Having become- nevertheless- enmeshed in the intricacies of business and power, how does he see their relationship within the current system? Are perceptions that cronyism exists, that major businesses succeed only when their interests coincide with those of the upper echelons, justified? He was non- committal.
Is he himself not a member of Egypt's "charmed circle"?
"No, no," he said, shaking his head. "To the charmed circle I say: good luck. But I believe that the further away one is from 'power,' and the lower one's profile, the better. I have a good relationship with the government. I respect it, but I do not like close involvement."
How has he succeeded on such a large scale, then, in an environment suffering chronic bureaucratic complications, contradictory laws, and an official mentality that is, by his own testimony, more often than not antagonistic to investment?
"I manage by being correct and straightforward. Surprising, isn't it? Because a lot of people think they can make it by using their money in hanky panky. But if you are correct and modest, and don't try to trick the authorities, they trust you." And what about the "modicum of corruption" that business wisdom holds is necessary to get things done?

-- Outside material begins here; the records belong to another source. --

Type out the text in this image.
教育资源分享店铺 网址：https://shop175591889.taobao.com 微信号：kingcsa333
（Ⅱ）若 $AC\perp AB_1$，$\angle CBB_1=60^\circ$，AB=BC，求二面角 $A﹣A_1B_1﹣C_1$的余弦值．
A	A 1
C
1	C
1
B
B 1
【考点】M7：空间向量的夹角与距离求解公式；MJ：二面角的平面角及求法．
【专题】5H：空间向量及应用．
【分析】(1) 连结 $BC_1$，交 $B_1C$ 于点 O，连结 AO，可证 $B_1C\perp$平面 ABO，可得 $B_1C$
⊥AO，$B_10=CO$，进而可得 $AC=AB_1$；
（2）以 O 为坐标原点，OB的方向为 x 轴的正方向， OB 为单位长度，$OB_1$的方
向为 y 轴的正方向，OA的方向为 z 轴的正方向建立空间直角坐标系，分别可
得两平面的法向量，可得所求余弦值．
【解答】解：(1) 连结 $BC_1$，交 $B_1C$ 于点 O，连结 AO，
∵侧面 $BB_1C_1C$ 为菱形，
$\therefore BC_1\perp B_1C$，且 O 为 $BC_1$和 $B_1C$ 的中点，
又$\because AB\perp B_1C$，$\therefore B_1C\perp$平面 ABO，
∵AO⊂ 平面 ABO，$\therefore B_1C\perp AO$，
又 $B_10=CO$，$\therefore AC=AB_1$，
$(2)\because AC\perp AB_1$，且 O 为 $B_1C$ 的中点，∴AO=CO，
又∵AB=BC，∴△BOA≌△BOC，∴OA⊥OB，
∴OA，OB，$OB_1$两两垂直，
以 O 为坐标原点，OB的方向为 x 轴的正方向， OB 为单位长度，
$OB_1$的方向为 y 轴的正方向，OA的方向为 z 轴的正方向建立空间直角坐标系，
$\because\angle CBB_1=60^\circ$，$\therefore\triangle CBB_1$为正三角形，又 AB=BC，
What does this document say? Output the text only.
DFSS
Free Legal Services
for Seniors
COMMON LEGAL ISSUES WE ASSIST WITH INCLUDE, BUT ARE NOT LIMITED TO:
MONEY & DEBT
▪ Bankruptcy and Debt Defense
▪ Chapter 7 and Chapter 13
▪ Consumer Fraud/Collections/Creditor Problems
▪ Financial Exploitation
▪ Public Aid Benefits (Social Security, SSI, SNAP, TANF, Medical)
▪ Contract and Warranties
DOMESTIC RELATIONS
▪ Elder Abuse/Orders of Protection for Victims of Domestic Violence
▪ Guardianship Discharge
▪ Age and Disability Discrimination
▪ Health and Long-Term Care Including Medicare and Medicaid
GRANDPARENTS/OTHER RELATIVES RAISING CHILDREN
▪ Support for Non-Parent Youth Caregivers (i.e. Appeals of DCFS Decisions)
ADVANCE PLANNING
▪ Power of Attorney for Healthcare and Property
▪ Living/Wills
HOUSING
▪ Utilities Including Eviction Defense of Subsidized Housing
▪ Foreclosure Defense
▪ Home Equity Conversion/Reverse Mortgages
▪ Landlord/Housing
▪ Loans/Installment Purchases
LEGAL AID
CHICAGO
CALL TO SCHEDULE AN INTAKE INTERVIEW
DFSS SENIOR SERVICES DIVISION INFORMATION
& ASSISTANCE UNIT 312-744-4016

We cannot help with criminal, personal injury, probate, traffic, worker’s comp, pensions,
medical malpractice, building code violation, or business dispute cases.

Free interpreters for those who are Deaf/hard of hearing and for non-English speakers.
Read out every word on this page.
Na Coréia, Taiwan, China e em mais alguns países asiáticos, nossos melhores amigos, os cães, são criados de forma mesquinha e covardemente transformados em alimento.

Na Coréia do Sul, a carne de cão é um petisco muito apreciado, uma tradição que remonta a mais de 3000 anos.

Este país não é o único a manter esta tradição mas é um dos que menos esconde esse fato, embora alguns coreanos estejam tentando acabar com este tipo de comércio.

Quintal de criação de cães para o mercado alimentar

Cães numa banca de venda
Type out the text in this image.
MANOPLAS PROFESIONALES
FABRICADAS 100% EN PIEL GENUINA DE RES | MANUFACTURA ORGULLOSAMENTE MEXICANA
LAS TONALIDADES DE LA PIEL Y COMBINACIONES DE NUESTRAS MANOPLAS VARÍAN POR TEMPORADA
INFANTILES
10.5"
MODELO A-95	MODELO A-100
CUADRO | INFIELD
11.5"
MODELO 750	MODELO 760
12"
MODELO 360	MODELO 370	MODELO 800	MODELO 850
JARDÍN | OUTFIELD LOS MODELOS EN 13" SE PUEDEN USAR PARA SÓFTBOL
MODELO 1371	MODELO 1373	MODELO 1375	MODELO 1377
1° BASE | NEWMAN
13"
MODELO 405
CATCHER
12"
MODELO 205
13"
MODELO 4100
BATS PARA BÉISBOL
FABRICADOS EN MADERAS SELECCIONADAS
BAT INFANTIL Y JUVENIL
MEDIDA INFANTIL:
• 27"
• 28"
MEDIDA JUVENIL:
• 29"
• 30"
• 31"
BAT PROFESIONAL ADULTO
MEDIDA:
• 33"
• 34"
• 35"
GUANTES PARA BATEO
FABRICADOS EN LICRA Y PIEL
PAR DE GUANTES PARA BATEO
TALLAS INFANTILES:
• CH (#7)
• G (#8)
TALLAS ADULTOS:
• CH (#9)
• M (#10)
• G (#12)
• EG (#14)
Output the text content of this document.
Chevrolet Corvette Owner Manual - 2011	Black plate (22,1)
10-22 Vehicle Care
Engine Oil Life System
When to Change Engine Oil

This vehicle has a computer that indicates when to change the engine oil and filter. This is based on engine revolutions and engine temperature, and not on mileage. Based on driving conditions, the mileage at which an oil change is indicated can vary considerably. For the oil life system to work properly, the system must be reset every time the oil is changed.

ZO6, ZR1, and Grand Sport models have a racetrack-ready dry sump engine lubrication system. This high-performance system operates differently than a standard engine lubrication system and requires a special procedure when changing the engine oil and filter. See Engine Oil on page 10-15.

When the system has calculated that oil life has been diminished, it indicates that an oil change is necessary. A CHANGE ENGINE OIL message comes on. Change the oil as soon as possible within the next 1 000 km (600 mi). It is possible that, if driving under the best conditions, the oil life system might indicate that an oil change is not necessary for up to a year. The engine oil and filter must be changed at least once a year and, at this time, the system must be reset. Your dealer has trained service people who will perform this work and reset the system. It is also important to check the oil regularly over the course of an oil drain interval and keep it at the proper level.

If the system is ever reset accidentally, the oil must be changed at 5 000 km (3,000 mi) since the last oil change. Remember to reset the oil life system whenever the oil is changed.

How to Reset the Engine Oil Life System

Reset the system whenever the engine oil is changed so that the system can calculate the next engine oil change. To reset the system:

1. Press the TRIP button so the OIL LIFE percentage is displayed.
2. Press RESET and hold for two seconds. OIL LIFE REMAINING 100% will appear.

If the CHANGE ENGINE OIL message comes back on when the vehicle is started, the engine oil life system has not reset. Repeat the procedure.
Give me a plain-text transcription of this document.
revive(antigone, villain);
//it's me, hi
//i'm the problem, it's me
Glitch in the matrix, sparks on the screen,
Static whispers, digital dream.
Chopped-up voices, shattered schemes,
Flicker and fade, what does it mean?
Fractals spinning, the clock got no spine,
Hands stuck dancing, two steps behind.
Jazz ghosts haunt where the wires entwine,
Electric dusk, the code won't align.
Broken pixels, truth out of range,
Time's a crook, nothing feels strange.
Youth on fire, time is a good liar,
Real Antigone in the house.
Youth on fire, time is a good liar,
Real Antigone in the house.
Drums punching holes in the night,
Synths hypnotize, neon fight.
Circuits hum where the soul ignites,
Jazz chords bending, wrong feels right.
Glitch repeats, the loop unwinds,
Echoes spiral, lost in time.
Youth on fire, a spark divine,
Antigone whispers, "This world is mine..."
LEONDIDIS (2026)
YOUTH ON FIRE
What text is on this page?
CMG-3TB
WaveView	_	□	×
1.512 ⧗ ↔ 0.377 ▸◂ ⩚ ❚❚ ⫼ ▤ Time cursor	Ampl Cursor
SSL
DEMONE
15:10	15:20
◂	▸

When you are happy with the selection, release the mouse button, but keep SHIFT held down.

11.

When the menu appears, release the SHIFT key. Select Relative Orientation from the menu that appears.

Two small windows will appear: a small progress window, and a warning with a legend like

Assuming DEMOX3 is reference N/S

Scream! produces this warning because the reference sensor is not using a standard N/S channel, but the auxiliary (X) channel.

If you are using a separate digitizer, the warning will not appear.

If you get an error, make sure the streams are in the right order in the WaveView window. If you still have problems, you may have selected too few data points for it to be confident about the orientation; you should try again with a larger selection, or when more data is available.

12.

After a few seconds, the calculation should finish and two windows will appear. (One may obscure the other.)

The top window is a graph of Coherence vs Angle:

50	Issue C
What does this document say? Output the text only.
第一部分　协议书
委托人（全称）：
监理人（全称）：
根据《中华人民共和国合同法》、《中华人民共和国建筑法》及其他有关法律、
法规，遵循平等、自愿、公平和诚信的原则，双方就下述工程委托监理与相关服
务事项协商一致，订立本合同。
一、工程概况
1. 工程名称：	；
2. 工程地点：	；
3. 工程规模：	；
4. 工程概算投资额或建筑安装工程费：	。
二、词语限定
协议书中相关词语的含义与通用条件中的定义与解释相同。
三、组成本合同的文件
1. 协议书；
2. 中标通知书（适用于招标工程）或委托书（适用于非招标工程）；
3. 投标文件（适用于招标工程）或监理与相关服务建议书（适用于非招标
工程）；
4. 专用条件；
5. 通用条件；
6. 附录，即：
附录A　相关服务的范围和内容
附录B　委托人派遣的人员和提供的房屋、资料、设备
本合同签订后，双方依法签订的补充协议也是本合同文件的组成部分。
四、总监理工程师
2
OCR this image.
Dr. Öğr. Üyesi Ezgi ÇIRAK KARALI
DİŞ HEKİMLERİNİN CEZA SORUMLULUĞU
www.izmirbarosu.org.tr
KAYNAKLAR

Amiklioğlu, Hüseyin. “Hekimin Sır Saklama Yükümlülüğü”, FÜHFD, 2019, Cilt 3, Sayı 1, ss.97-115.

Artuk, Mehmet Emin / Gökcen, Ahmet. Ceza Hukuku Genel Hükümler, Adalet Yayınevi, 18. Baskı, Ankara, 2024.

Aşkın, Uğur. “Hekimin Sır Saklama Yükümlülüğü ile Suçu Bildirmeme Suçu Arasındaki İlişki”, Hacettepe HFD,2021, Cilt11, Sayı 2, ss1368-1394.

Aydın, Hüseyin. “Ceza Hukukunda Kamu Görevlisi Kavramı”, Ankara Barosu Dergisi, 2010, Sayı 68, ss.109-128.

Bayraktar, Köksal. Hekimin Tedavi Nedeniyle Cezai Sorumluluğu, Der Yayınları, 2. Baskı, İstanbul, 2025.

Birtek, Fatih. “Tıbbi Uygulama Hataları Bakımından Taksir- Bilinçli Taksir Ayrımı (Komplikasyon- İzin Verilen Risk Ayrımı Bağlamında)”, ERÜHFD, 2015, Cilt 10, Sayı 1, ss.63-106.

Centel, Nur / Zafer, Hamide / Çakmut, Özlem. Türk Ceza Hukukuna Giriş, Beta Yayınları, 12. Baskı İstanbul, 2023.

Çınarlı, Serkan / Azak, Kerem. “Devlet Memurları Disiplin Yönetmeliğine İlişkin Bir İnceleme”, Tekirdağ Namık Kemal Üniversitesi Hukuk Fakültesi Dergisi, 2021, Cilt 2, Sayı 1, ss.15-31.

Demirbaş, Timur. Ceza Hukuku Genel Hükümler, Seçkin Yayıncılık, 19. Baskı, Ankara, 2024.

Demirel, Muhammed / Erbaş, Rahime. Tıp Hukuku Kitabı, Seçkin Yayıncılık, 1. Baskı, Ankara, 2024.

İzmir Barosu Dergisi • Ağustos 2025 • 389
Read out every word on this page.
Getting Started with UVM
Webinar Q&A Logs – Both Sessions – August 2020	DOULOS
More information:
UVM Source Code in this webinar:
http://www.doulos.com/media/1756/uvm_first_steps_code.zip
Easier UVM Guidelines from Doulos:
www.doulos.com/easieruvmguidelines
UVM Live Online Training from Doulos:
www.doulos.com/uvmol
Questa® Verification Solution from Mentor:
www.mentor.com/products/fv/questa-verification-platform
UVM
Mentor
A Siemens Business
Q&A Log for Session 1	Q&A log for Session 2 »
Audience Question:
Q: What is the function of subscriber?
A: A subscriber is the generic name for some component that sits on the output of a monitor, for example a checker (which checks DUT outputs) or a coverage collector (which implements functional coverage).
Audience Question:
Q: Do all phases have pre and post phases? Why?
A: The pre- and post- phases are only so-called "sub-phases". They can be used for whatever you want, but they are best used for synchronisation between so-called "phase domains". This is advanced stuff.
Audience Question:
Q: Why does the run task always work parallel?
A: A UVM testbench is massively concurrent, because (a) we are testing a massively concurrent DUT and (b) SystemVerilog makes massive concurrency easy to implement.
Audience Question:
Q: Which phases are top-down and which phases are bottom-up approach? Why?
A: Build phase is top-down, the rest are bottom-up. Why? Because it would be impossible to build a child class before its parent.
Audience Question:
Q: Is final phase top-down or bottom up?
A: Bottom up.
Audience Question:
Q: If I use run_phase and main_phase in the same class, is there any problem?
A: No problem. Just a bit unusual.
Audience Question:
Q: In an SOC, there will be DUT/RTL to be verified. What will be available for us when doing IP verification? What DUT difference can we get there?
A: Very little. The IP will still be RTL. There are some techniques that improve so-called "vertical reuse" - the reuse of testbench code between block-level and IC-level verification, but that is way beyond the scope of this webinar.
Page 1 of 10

"Three taboos which I never play with," he said assertively, "are customs, taxes and social insurance. Regardless of the sometimes stupid decrees that they issue and which make no sense to me, like the sales tax. I do not play with these. I do not allow any of the people in my companies to play with these. For a reason: I will not be blackmailed by any of my staff, ever."
In a few moments, he would be holding a meeting to discuss a long cherished project: the Cairo Financial Centre, an ambitious plan to build a business conglomerate in the Muqattam district, housing, among other concerns, the Egyptian Stock Exchange. Nosseir, who owns the land, has put LE150 million into the venture, and prepared LE20 million worth of designs. But there are no investors to participate in its funding. For a man who is averse to resorting to the banks for a loan, no steps can be taken until a company is formed for this purpose. "I could start tomorrow, if I find the investors with whom we can increase the capital sufficiently without having to go to the banks. I hate banks, you know. In all of my projects, I have not gone to the banks for a loan."
While contemplating this next undertaking, he is preparing to retire, and will form a holding company to oversee the others, which he considers his babies. "The only problem is that I own these companies 100 per cent, which is not right." He needs "people to come and buy my companies, which are profitable." Is he taking steps in this direction? "I think about it all the time, but do you think I can, at this point? Do you have a buyer?" Ironically, the man who dreams of building a new stock exchange for Egypt seems to have little faith in trading his companies in it. All of his ventures are closed companies.
Will things turn around? "I would not be sitting here if I did not believe that they will," he answered quickly. "The question is: when?"